On the other hand, Burmese civil society clearly has been weakened, both physically and psychologically. The economy will suffer for an extended period of time. On the Cyclone Nargis frontlines, many ordinary citizens responded to the call for aid, but their efforts cannot replace the need for a professionally organized, long-term relief effort. A significant portion of the country could experience food shortages, say UN agencies.
Though people are angry with the junta, the grip of fear appears to be stronger than anger and any attempt at mass action in the near future most likely would end up in abortive protests and violence. In addition, the role of the opposition will continue to be marginalized as long as leading figures such as Aung San Suu Kyi and Min Ko Naing remain in detention or unless a new community-based leadership emerges out of the cyclone relief efforts.

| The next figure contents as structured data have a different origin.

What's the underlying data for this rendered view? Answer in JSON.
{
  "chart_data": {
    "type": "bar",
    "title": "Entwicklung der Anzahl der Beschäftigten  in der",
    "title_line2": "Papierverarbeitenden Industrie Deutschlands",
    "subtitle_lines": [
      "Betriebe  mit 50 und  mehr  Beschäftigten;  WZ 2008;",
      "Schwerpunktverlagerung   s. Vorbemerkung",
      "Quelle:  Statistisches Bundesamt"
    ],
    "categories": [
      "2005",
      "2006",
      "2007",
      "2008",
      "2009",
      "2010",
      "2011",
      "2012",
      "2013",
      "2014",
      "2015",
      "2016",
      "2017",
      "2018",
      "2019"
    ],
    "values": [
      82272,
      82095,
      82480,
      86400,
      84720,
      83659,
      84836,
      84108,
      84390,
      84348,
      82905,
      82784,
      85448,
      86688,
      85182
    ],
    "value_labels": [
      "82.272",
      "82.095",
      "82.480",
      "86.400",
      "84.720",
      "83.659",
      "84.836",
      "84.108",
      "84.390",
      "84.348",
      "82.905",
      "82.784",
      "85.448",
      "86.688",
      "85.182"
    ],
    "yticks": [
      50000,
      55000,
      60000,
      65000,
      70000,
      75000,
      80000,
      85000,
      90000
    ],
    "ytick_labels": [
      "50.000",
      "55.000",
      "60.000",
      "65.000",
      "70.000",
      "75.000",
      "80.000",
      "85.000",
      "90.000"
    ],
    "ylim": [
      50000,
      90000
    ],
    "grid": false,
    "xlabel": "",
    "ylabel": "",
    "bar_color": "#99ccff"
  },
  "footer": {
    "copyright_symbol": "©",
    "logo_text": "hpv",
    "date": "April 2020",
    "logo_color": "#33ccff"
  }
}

The prospect of growing community-based leadership is a possibility, but it is not likely to yield any immediate political impact. More importantly, such new initiatives can be nipped in the bud by the regime's repression and intimidation.
At the same time, the UN has proven to be unresponsive to the idea of its "responsibility to protect" principle.
The West will continue to champion the cause of democracy in Burma in moral and rhetorical terms, but it is likely to act only in the most practical terms, relying largely on cooperation and pressure from China and Asean.
Meanwhile, the regime clearly sees the likelihood of international humanitarian aid as a "jackpot,” and will try to include only enough relief workers to keep the flow of aid and reconstruction money coming.
The fate of the Burmese people and the political prisoners in Insein Prison remain in limbo. While there are no immediate signs of political storms brewing, we know the water is always rough and there are few safe harbors in Burma.